La perception populaire est qu’un achat local veut inévitablement dire un achat plus dispendieux. Le réflexe a souvent été de justifier le prix en misant sur la qualité supérieure des produits comparativement à ceux de volume, mais toute une panoplie de raisons fait fluctuer les coûts et celles-ci cherchent à s’inscrire dans un système de valeurs partagé par la communauté : des matières premières équitables, de la main-d’œuvre spécialisée, une conscience écologique, des conditions de travail favorables, etc. La compréhension des consommateurs quant à la valeur de leur achat connaît une nette progression depuis quelques années, et cela est notamment attribuable aux efforts de transparence de plusieurs entreprises quant aux frais de production réels, et aux marges de profits souvent bien moindres que leurs équivalents internationaux. De plus, les commerces locaux offrent une valeur ajoutée en stimulant une vie de quartier, un sentiment d’appartenance, et un service convivial ultra-personnalisé. Et n’oublions surtout pas le facteur qui ne se comptabilise pas : la fierté de faire un achat local.

 

Leçon 4 : Balayé par le numérique

Les commerces locaux sont bien souvent plus portés sur l’humain et sur le service personnalisé que sur une forte présence numérique.
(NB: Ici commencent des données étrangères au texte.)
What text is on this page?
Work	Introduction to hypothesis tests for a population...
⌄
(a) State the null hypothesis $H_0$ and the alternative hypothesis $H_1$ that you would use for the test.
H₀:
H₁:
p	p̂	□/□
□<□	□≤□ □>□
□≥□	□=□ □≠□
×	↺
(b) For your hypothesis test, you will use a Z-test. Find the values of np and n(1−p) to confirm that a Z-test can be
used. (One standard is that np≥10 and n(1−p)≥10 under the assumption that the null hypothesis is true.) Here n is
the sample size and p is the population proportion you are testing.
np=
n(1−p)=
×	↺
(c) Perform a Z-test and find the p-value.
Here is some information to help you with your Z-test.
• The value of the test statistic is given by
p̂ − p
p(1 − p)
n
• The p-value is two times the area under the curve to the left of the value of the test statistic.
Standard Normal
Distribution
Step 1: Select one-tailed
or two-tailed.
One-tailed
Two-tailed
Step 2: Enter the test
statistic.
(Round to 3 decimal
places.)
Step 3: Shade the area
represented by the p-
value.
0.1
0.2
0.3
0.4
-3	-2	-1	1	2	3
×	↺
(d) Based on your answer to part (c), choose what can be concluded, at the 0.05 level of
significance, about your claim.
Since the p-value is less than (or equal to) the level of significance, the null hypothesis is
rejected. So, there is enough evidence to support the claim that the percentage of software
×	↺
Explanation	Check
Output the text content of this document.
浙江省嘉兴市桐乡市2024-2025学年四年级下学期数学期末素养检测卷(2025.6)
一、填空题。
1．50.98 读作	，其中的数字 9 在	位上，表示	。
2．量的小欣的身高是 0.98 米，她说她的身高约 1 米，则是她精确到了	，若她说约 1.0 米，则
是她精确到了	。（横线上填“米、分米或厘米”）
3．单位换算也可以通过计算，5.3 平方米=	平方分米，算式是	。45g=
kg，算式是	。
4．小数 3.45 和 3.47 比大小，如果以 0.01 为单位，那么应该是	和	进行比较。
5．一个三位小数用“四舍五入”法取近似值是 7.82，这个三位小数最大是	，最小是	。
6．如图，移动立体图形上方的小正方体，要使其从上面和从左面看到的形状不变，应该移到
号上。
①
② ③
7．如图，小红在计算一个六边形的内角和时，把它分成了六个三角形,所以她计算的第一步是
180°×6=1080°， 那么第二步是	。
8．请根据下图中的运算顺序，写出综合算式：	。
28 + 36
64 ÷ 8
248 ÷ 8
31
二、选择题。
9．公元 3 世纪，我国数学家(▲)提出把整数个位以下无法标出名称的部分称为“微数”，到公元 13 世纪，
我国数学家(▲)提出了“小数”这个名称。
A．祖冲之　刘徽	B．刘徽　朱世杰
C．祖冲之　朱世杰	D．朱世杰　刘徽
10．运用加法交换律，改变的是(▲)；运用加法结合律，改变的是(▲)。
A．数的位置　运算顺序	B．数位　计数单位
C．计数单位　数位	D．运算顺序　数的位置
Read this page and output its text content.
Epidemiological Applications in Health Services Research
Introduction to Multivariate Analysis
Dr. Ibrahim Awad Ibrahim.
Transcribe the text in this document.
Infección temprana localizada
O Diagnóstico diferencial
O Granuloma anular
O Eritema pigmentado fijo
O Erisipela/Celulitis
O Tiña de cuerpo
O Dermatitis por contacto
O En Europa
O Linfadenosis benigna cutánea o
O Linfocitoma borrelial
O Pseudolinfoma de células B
Alors que plusieurs entretenaient des plateformes sociales à tâtons sans grands objectifs de commercialisation, l’arrivée de la pandémie est venue bouleverser leurs façons d’exploiter leur entreprise et a drastiquement accéléré la migration numérique de masse. Heureusement, une multitude d’outils technologiques faciles d’utilisation et disponibles sur le marché ont pu les épauler. Nombreux sont les commerçants résilients qui se sont bousculés dans la création d’un site Web en espérant contrer les effets du confinement, mais plusieurs ont appris, à leurs dépens, que ce n’était pas suffisant. Sans vraie stratégie numérique, et sans vrai talent pour entretenir leur présence en ligne, il devient difficile de maintenir un niveau d’affaires équivalent à celui d’avant. Ceux qui ont été en mesure de se démarquer l’on fait en exploitant au maximum les plateformes qui répondaient à leurs besoins ainsi qu’en maintenant les communications, le ton et l’image de leur marque. Ils ont réussi à utiliser la force de leur communauté pour maintenir un service personnalisé et un délai de livraison concurrençant celui des géants du Web, en plus de recréer une expérience digne d’un commerce centré sur l’humain.